IoT device manufacturers have by and large flooded the market with web-connected products that have little or no security measures to speak of. There remains such a focus on usability, features and time-to-market (especially with the more ubiquitous lower-end devices) that there’s a real threat to the long-term viability of the industry if it cannot achieve a balance delivering products that are as secure as they are desirable and affordable.
This current absence of effective IoT device security is increasingly empowering hackers, who use malware to remotely take command over unsuspecting connected devices. Hackers can then aggregate the bandwidth of these devices for use in botnet-powered distributed denial-of-service (DDoS) attacks, which have proven plenty capable of taking major websites and network infrastructure instantly offline. Alternatively, devices can be exploited to carry out ransomware and other malicious attacks. And, as has also been shown, IoT devices on the market have even automatically opened home router and firewall ports — essentially rolling out a red carpet for hackers, all in the name of simplicity for consumers.
Part of the problem here is certainly the relative difficulty of updating IoT devices with more secure and current firmware. While some device vendors are beginning to provide automatic firmware updates when new vulnerabilities and exploits are recognized, many, many more IoT devices can only be updated manually or no longer have official support whatsoever. In order for updates to arrive, vendors must invest in the infrastructure necessary to develop and deliver new firmware. (This means, of course, they must also see the business value of such an investment.) More often than not, though, vendors support devices for a limited time and vendors that go out of business cannot provide further support at all. Firmware update URLs once belonging to defunct vendors could even be exploited by malicious actors to control device traffic — yet another glaring weakness to the security of these devices.

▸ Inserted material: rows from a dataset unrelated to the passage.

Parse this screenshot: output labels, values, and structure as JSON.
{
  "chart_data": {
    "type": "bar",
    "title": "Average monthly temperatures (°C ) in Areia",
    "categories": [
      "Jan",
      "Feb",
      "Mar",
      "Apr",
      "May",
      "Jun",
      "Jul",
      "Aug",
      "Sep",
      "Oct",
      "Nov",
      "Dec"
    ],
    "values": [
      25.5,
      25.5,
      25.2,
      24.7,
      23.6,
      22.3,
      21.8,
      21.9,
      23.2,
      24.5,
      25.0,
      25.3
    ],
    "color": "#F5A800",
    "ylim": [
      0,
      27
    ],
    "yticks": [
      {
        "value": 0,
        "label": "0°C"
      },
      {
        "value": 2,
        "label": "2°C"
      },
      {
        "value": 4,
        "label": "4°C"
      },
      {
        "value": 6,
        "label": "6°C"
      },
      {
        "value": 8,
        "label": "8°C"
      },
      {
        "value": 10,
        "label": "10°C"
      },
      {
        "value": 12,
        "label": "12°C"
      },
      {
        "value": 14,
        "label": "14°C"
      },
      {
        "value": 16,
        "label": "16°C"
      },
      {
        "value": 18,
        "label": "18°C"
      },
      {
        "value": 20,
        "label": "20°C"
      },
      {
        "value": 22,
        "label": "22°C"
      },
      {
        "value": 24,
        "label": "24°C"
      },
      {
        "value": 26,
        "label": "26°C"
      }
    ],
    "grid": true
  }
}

It’s critical that consumers become savvier when it comes to the IoT devices they select for purchase, thus putting pressure that might be needed to fast-track a change in these practices. But really, the onus is on the manufacturers. Device makers must collectively acknowledge the long-term value of collaborating to adopt and enforce standardization and best practices, in pursuit of a more secure IoT that stops making headlines for massive vulnerabilities and breaches. Ultimately, customer safety and an internet safe from future IoT botnet attacks depend on wise and decisive action by the industry stakeholders of today.
Currently, IoT vendors utilize a variety of disparate and incompatible technologies, from custom closed-source approaches to open source technologies applied in vastly different ways. However, by supporting common standards, such as IoT devices from different vendors using the same technologies and practices, it would become possible to secure and support all devices using widely available open source firmware. Thus, even those devices from extinct vendors could be fully secured.
The industry is seeing the dawn of what could be adopted as these needed standards. One candidate, the Arm Platform Security Architecture, provides a standard framework for IoT device security. A draft document by the Internet Engineering Task Force (IETF) offers the Manufacturer Usage Description (MUD) standard, establishing a common foundation for communication and access requests between IoT and security devices such as routers and firewalls. With MUD in place, even IoT devices with poor security could only access necessary services, thus imposing more effective security on them. In this way, the MUD specification is being explored as a method for preventing IoT devices from being used in DDoS attacks. Some industry vendors are also developing advanced approaches that utilize the technologies including AI, predictive security and proactive behavior-based threat recognition.
The technology and frameworks needed to standardize and secure the IoT industry are quickly becoming available, but vendors must have the will to match. In many ways, achieving a future in which a thriving IoT industry realizes its full potential depends on it.